Knockdown of circFOXN3 Promotes the Proliferation and Differentiation of Bovine Myoblasts
摘要
Circular RNAs (circRNAs) are emerging as pivotal regulators of skeletal muscle development, a process critical to meat production in livestock. However, the specific functions of most circRNAs in bovine myogenesis remain unexplored. This study investigates the role of a novel circRNA, circFOXN3, in the proliferation and differentiation of bovine myoblasts.
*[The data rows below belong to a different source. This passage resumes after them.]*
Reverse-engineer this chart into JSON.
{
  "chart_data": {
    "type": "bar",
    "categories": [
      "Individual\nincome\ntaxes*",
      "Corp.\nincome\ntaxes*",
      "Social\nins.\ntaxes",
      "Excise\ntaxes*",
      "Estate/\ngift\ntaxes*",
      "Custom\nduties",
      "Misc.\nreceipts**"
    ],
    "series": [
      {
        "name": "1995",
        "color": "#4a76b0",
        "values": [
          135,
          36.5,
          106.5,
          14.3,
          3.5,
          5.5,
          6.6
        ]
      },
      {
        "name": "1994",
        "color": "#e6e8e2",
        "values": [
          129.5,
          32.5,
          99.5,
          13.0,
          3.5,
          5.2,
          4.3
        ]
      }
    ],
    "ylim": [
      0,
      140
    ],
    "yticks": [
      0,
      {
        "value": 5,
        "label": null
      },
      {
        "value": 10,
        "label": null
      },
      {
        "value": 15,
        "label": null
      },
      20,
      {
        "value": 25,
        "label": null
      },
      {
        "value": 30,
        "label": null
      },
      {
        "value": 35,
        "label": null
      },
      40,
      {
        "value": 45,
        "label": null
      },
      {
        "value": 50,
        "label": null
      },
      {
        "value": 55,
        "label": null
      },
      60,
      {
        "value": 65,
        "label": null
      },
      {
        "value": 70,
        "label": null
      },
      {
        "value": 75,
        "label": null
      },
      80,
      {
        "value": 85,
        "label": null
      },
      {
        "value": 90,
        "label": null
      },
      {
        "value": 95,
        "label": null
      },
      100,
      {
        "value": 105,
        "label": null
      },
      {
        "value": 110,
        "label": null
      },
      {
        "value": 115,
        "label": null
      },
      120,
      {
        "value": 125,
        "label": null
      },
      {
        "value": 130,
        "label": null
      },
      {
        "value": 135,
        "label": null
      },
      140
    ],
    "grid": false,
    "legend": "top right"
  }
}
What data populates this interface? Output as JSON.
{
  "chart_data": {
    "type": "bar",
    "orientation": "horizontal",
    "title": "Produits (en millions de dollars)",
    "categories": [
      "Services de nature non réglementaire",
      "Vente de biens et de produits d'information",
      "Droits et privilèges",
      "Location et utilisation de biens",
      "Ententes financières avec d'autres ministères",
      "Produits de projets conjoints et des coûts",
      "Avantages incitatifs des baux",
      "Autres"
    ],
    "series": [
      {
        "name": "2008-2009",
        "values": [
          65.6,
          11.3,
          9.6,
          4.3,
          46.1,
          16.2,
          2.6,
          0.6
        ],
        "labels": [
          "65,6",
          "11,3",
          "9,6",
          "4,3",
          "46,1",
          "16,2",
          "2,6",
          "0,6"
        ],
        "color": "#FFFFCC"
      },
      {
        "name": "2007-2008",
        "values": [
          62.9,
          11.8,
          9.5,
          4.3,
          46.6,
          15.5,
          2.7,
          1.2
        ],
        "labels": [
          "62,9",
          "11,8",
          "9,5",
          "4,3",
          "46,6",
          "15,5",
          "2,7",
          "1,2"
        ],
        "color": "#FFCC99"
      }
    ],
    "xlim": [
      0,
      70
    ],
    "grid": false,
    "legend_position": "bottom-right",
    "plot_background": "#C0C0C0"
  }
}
We first confirmed the circular nature of circFOXN3 by identifying its specific back-splice junction via divergent primers and Sanger sequencing, and its resistance to RNase R digestion as well as stability under actinomycin D treatment were confirmed. Subcellular fractionation assays revealed that circFOXN3 is predominantly localized in the cytoplasm. Quantitative real-time polymerase chain reaction (qRT-PCR) analysis showed that circFOXN3 was highly and specifically expressed in muscle tissues and exhibits dynamic expression patterns during myoblast proliferation and differentiation. Functional knockdown of circFOXN3 using specific small interfering RNAs (siRNAs) during the proliferation phase significantly enhanced myoblast proliferation, as evidenced by elevated expression of proliferation marker genes (PCNA, CCND2) and increased 5-ethynyl-2’-deoxyuridine (EdU) incorporation. RNA-seq analysis following circFOXN3 knockdown revealed a comprehensive set of differentially expressed genes (DEGs). Kyoto Encyclopedia of Genes and Genomes (KEGG) pathway enrichment analysis reveal the significant enrichment in critical pathways, most notably the cell cycle pathway. Furthermore, protein-protein interaction (PPI) analysis of DEGs identified several core nodes in the cell cycle pathway, including CDC20, CDK1, BUB1, and CCNA2. Conversely, knockdown during the differentiation phase promoted myogenic differentiation, confirmed by the upregulation of differentiation markers (MyoG, MyoD1) and enhanced myotube formation. Our findings provide the first functional evidence that circFOXN3 acts as a potent negative regulator of bovine myogenesis. Its silencing promotes myoblast expansion and terminal differentiation, likely by modulating key cell cycle pathways and gene expression networks via its cytoplasmic localization. These results position circFOXN3 as a promising molecular target for genetic strategies aimed at improving muscle growth and efficiency in cattle production.